Neuronal ceroid lipofuscinosis type 2 (CLN2) disease is a rapid progressing pediatric neurodegenerative disorder caused by deficiency of the lysosomal enzyme tripeptidyl peptidase 1. The only approved therapy is intracerebroventricular enzyme replacement therapy (ICV-ERT) with cerliponase alfa, which slows down the decline in motor and language function. Neurofilament light chain (NfL) and glial fibrillary acid protein (GFAP) are biomarkers elevated in various neurodegenerative disorders. However, large scale and long-term data in CLN2 are lacking.
We analyzed NfL levels in 302 CSF samples and GFAP levels in 195 CSF samples of 54 CLN2 patients with late-infantile CLN2 phenotypes covering treatment periods up to 505 weeks. NfL- and GFAP-levels were correlated with treatment duration as well as the Hamburg CLN2 motor/language clinical rating scale (ML-score).

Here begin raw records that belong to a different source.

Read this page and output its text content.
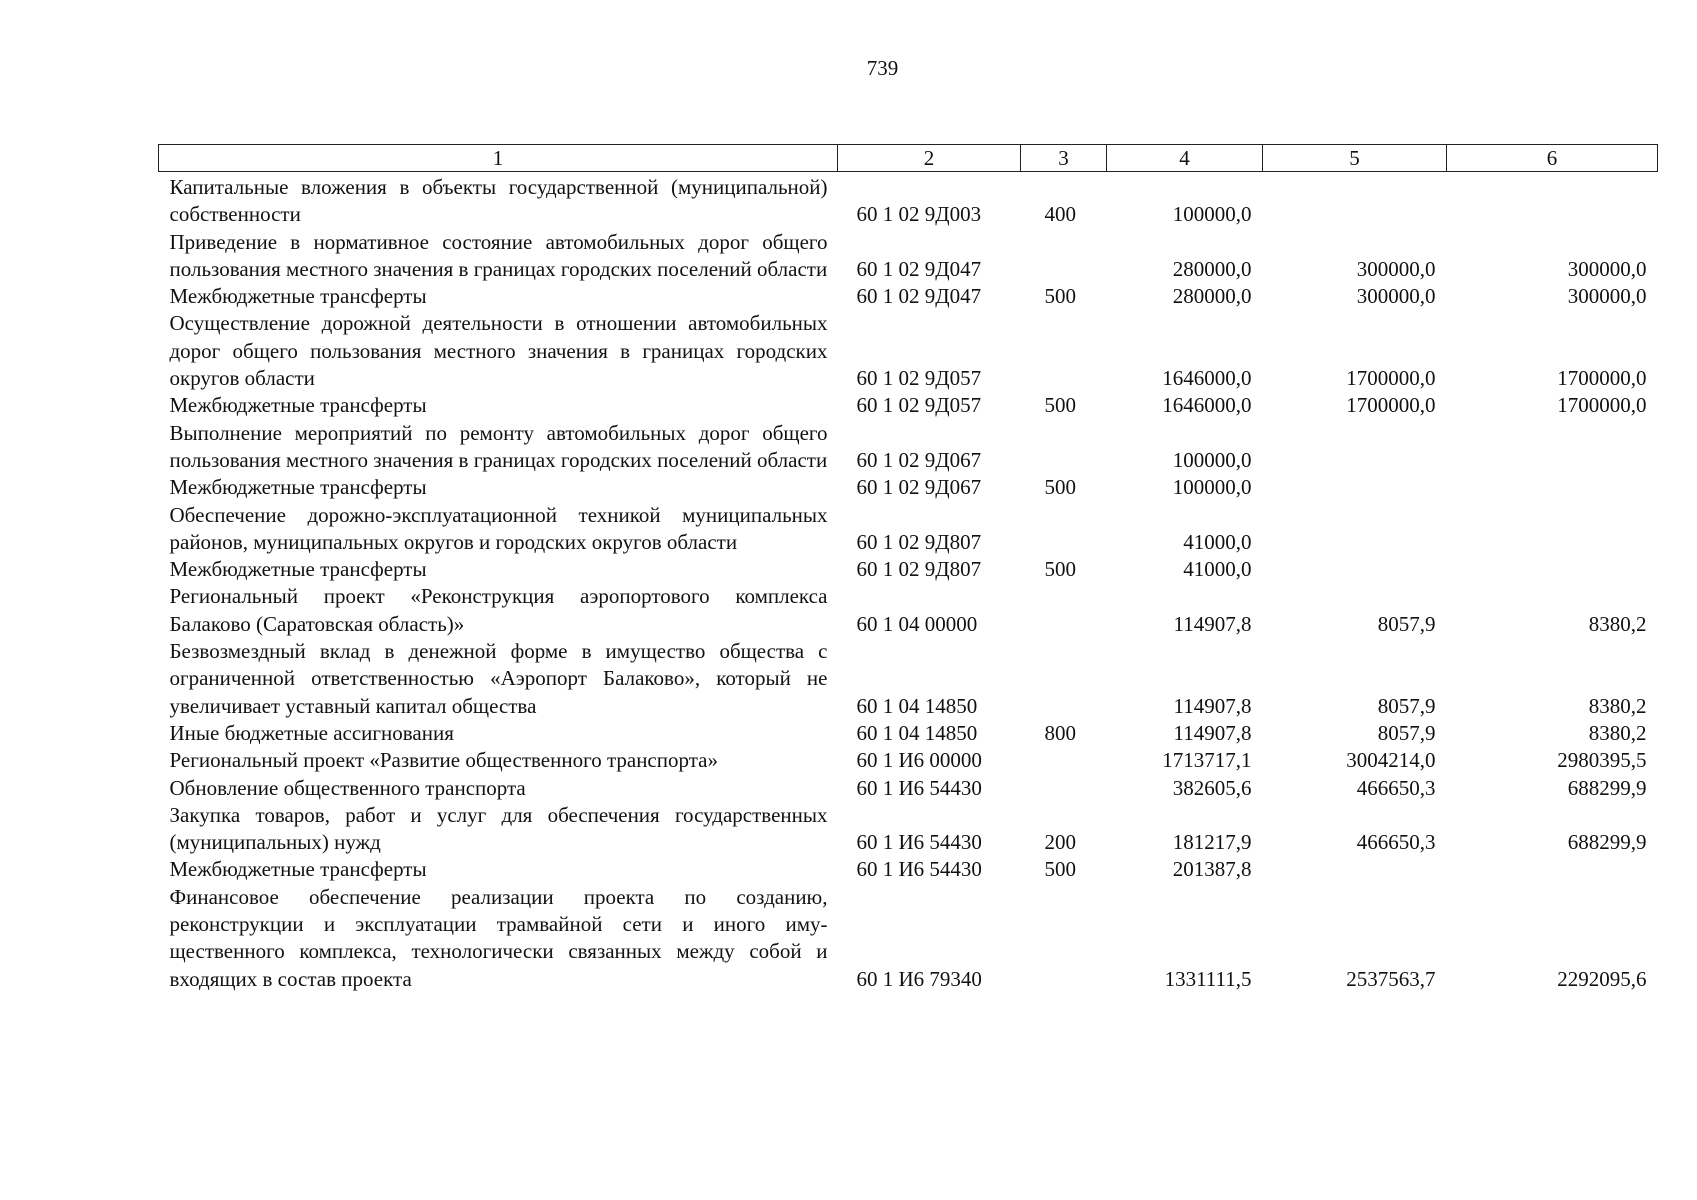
739
1	2	3	4	5	6
Капитальные вложения в объекты государственной (муниципальной) собственности	60 1 02 9Д003	400	100000,0		
Приведение в нормативное состояние автомобильных дорог общего пользования местного значения в границах городских поселений области	60 1 02 9Д047		280000,0	300000,0	300000,0
Межбюджетные трансферты	60 1 02 9Д047	500	280000,0	300000,0	300000,0
Осуществление дорожной деятельности в отношении автомобильных дорог общего пользования местного значения в границах городских округов области	60 1 02 9Д057		1646000,0	1700000,0	1700000,0
Межбюджетные трансферты	60 1 02 9Д057	500	1646000,0	1700000,0	1700000,0
Выполнение мероприятий по ремонту автомобильных дорог общего пользования местного значения в границах городских поселений области	60 1 02 9Д067		100000,0		
Межбюджетные трансферты	60 1 02 9Д067	500	100000,0		
Обеспечение дорожно-эксплуатационной техникой муниципальных районов, муниципальных округов и городских округов области	60 1 02 9Д807		41000,0		
Межбюджетные трансферты	60 1 02 9Д807	500	41000,0		
Региональный проект «Реконструкция аэропортового комплекса Балаково (Саратовская область)»	60 1 04 00000		114907,8	8057,9	8380,2
Безвозмездный вклад в денежной форме в имущество общества с ограниченной ответственностью «Аэропорт Балаково», который не увеличивает уставный капитал общества	60 1 04 14850		114907,8	8057,9	8380,2
Иные бюджетные ассигнования	60 1 04 14850	800	114907,8	8057,9	8380,2
Региональный проект «Развитие общественного транспорта»	60 1 И6 00000		1713717,1	3004214,0	2980395,5
Обновление общественного транспорта	60 1 И6 54430		382605,6	466650,3	688299,9
Закупка товаров, работ и услуг для обеспечения государственных (муниципальных) нужд	60 1 И6 54430	200	181217,9	466650,3	688299,9
Межбюджетные трансферты	60 1 И6 54430	500	201387,8		
Финансовое обеспечение реализации проекта по созданию, реконструкции и эксплуатации трамвайной сети и иного имущественного комплекса, технологически связанных между собой и входящих в состав проекта	60 1 И6 79340		1331111,5	2537563,7	2292095,6
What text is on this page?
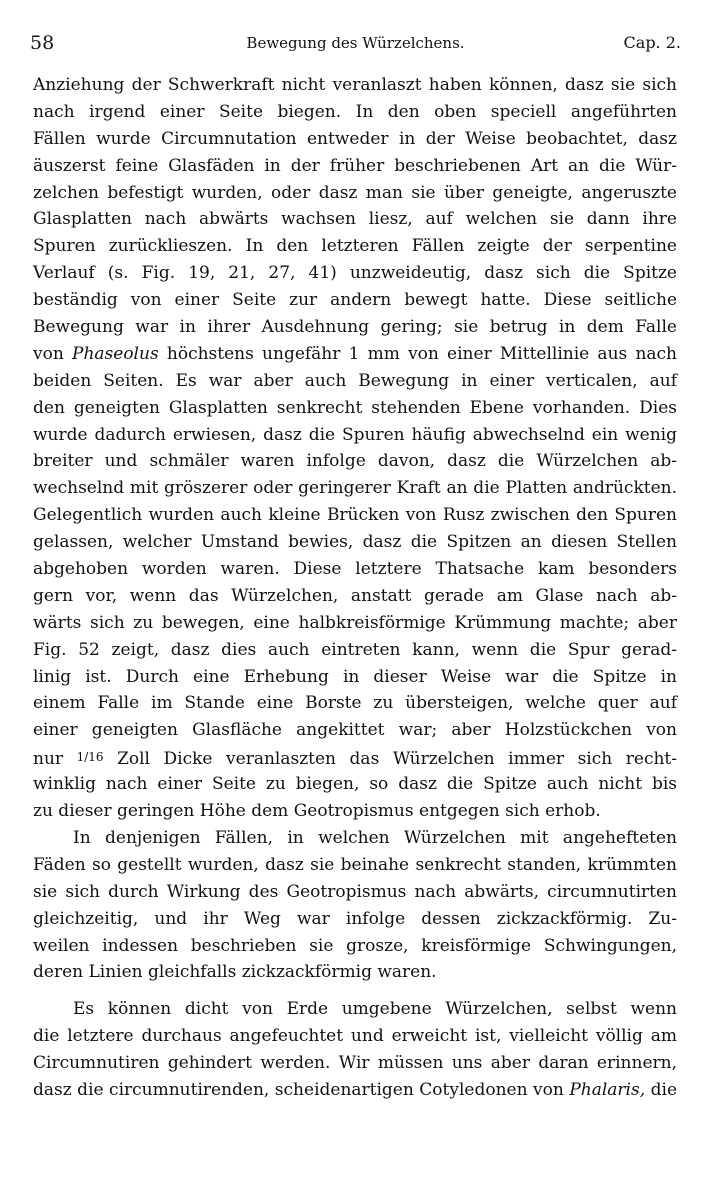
58	Bewegung des Würzelchens.	Cap. 2.
Anziehung der Schwerkraft nicht veranlaszt haben können, dasz sie sich
nach irgend einer Seite biegen. In den oben speciell angeführten
Fällen wurde Circumnutation entweder in der Weise beobachtet, dasz
äuszerst feine Glasfäden in der früher beschriebenen Art an die Wür-
zelchen befestigt wurden, oder dasz man sie über geneigte, angeruszte
Glasplatten nach abwärts wachsen liesz, auf welchen sie dann ihre
Spuren zurücklieszen. In den letzteren Fällen zeigte der serpentine
Verlauf (s. Fig. 19, 21, 27, 41) unzweideutig, dasz sich die Spitze
beständig von einer Seite zur andern bewegt hatte. Diese seitliche
Bewegung war in ihrer Ausdehnung gering; sie betrug in dem Falle
von Phaseolus höchstens ungefähr 1 mm von einer Mittellinie aus nach
beiden Seiten. Es war aber auch Bewegung in einer verticalen, auf
den geneigten Glasplatten senkrecht stehenden Ebene vorhanden. Dies
wurde dadurch erwiesen, dasz die Spuren häufig abwechselnd ein wenig
breiter und schmäler waren infolge davon, dasz die Würzelchen ab-
wechselnd mit gröszerer oder geringerer Kraft an die Platten andrückten.
Gelegentlich wurden auch kleine Brücken von Rusz zwischen den Spuren
gelassen, welcher Umstand bewies, dasz die Spitzen an diesen Stellen
abgehoben worden waren. Diese letztere Thatsache kam besonders
gern vor, wenn das Würzelchen, anstatt gerade am Glase nach ab-
wärts sich zu bewegen, eine halbkreisförmige Krümmung machte; aber
Fig. 52 zeigt, dasz dies auch eintreten kann, wenn die Spur gerad-
linig ist. Durch eine Erhebung in dieser Weise war die Spitze in
einem Falle im Stande eine Borste zu übersteigen, welche quer auf
einer geneigten Glasfläche angekittet war; aber Holzstückchen von
nur 1/16 Zoll Dicke veranlaszten das Würzelchen immer sich recht-
winklig nach einer Seite zu biegen, so dasz die Spitze auch nicht bis
zu dieser geringen Höhe dem Geotropismus entgegen sich erhob.
In denjenigen Fällen, in welchen Würzelchen mit angehefteten
Fäden so gestellt wurden, dasz sie beinahe senkrecht standen, krümmten
sie sich durch Wirkung des Geotropismus nach abwärts, circumnutirten
gleichzeitig, und ihr Weg war infolge dessen zickzackförmig. Zu-
weilen indessen beschrieben sie grosze, kreisförmige Schwingungen,
deren Linien gleichfalls zickzackförmig waren.
Es können dicht von Erde umgebene Würzelchen, selbst wenn
die letztere durchaus angefeuchtet und erweicht ist, vielleicht völlig am
Circumnutiren gehindert werden. Wir müssen uns aber daran erinnern,
dasz die circumnutirenden, scheidenartigen Cotyledonen von Phalaris, die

In untreated patients before ICV-ERT, increased NfL levels showed a moderate correlation with lower Hamburg ML-scores start prior to ICV-ERT which did not persist after treatment start. GFAP showed no correlation with the disease stage at any time point. Throughout ICV-ERT, NfL levels followed a biphasic course with highest levels prior to treatment and a rapid annual reduction of 52 % over the first two treatment years subsequently, levels stabilized. GFAP showed a biphasic course as well: Over the first six years of ICV-ERT, statistical analysis of GFAP showed stable levels, but afterwards they began to rise with an annual increase of 45%.
These data show, that NfL may serve as a biomarker for monitoring initial treatment response in CLN2 disease but has limitations in tracking disease progression during long-term treatment. GFAP appears not to be a meaningful biomarker in early disease stages. However, it might show relevance in later therapy stages. Overall, both biomarkers do not sufficiently embody clinical disease stages and therapy response over the entire treatment period and therefore cannot replace clinical scorings.